Se si dovesse dire quale caratteristica negativa spicca maggiormente nella società attuale, probabilmente dovremmo dare ragione a Johann Huizinga e dichiarare che il maggior vizio del mondo moderno è, dopo tutto, la volgarità.

La volgarità riassume e compendia tutte le altre caratteristiche negative: la superficialità, l’egoismo, il narcisismo patologico, l’arrivismo cialtrone, l’utilitarismo cinico, la brutalità e la mancanza di compassione.

La volgarità non è solo un fatto estetico, o anti-estetico: come avevano visto anche John Ruskin e William Morris, essa è anche il segno di un orientamento morale, una vera e propria malattia dell’anima, sia nel singolo individuo che nella società tutta.

La volgarità è anche forma, ma non solo forma: quando un importante uomo politico fa il segno del dito medio alzato durante un pubblico comizio, non è “solo” volgare; quando un critico d’arte inveisce con parole offensive contro l’interlocutore in un salotto televisivo, non è “soltanto” volgare; quando una attricetta da quattro soldi si dimena, piange, urla, insinua e sparla dei suoi compagni in un “reality”, non è “soltanto” volgare: tutti costoro, oltre che volgari, sono anche profondamente, intollerabilmente immorali.

I difensori della libertà e della democrazia a un tanto il chilo insorgeranno indignati: come, immorali? Non è forse una delle maggiori conquiste della civiltà moderna, la distinzione tra la sfera della vita pratica e quella dei valori etici? Certo, è una delle maggiori conquiste: ma in senso negativo, ben s’intende. E se questo è un parlare da fondamentalisti, da integralisti, da medievali, allora ben vengano il fondamentalismo, l’integralismo, il Medioevo.
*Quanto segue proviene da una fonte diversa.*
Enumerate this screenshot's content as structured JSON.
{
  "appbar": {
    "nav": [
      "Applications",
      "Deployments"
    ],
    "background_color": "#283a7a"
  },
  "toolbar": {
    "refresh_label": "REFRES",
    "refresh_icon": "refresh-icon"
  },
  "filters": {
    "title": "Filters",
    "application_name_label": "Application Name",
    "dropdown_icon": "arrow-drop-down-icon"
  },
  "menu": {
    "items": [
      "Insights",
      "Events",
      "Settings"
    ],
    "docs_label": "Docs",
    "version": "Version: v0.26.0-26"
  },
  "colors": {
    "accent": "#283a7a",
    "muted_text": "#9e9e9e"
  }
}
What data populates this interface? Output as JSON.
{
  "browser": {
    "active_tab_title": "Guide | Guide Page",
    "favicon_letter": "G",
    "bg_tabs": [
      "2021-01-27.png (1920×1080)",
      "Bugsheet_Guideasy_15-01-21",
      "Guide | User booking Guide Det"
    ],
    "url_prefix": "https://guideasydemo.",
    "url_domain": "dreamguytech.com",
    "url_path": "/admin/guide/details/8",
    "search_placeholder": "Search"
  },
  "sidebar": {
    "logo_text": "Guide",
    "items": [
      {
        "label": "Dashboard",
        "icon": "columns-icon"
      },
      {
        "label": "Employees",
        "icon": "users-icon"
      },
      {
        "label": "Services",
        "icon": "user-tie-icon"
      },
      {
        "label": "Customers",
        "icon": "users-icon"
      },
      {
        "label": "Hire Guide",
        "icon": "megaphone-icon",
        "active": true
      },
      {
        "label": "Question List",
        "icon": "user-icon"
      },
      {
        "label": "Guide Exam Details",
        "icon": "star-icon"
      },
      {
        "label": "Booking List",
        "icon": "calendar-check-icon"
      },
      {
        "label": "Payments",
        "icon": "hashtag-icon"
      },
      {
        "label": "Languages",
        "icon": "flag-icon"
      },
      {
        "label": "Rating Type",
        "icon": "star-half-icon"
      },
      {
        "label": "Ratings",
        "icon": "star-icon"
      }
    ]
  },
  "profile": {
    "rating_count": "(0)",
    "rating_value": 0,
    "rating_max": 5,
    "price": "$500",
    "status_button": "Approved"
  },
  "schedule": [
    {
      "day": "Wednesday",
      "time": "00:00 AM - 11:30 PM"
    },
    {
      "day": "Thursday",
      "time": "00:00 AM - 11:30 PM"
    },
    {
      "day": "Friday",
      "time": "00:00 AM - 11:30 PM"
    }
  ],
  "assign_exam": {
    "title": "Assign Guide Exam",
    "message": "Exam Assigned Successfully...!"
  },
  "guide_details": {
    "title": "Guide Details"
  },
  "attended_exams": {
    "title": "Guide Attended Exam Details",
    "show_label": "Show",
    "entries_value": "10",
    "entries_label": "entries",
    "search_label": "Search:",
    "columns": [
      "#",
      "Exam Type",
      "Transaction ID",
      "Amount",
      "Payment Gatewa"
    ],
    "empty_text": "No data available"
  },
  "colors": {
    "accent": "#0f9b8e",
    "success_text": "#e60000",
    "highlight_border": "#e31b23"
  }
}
Quel che colpisce è la perfetta linearità del movimento sociale e culturale che ha portato a siffatti esiti: una volta poste la libertà assoluta e la filosofia dei diritti alla base di ogni fenomeno o manifestazione della vita individuale e collettiva, non si poteva non giungere alla volgarità generalizzata: questa, infatti, è nient’altro che l’affermazione dei lati peggiori della personalità, il narcisismo infantile, la cialtroneria, l’esibizionismo, l’edonismo da quattro soldi, il compiacimento dei propri vizi e difetti, spacciati sistematicamente per virtù e qualità.

La volgarità non è un incidente di percorso della nostra evoluzione sociale e culturale: è il punto d’arrivo, perfettamente logico e prevedibile, di tendenze e atteggiamenti che già si andavano delineando nel corso delle generazioni precedenti e che si sono pienamente affermati come effetto dell’individualismo di massa (un ossimoro stridente, ma efficace), della demagogia democraticista, del relativismo etico e del conseguente permissivismo, del venir meno di qualunque serio collante sociale, di qualunque autentico sentimento di solidarietà umana, di qualunque consapevolezza critica, per l’abdicazione al proprio ruolo naturale da parte dei genitori, degli adulti, dei sedicenti uomini di cultura.

Anche la laicizzazione e il secolarismo hanno fatto la loro parte; anzi, il male, crediamo, è partito proprio da lì: dall’abbandono, se non addirittura dall’avversione, nei confronti del sacro, dalla negazione rabbiosa della trascendenza, dal disprezzo, dall’ironia e dall’indifferenza nei confronti del divino, visti unicamente nella luce negativa di ciò che limita la libertà incondizionata dell’uomo e l’affermazione del suo diritto alla felicità, qui e ora.

Il concetto di libertà assoluta, contraddittorio e distruttivo in se stesso, è stato contrabbandato per moneta buona da legioni di pseudo-intellettuali, i quali, complici o ignavi, non hanno trovato nulla da ridire sulla sua palese assurdità e inapplicabilità, non hanno osato ricordare che la libertà non può mai essere assoluta, perché essa non si esercita nel vuoto, ma in mezzo agli altri viventi (a tutti gli altri viventi, e non solo in mezzo ai propri simili); e che il predicare una siffatta idea di libertà avrebbe fatalmente portato la società al collasso e all’implosione.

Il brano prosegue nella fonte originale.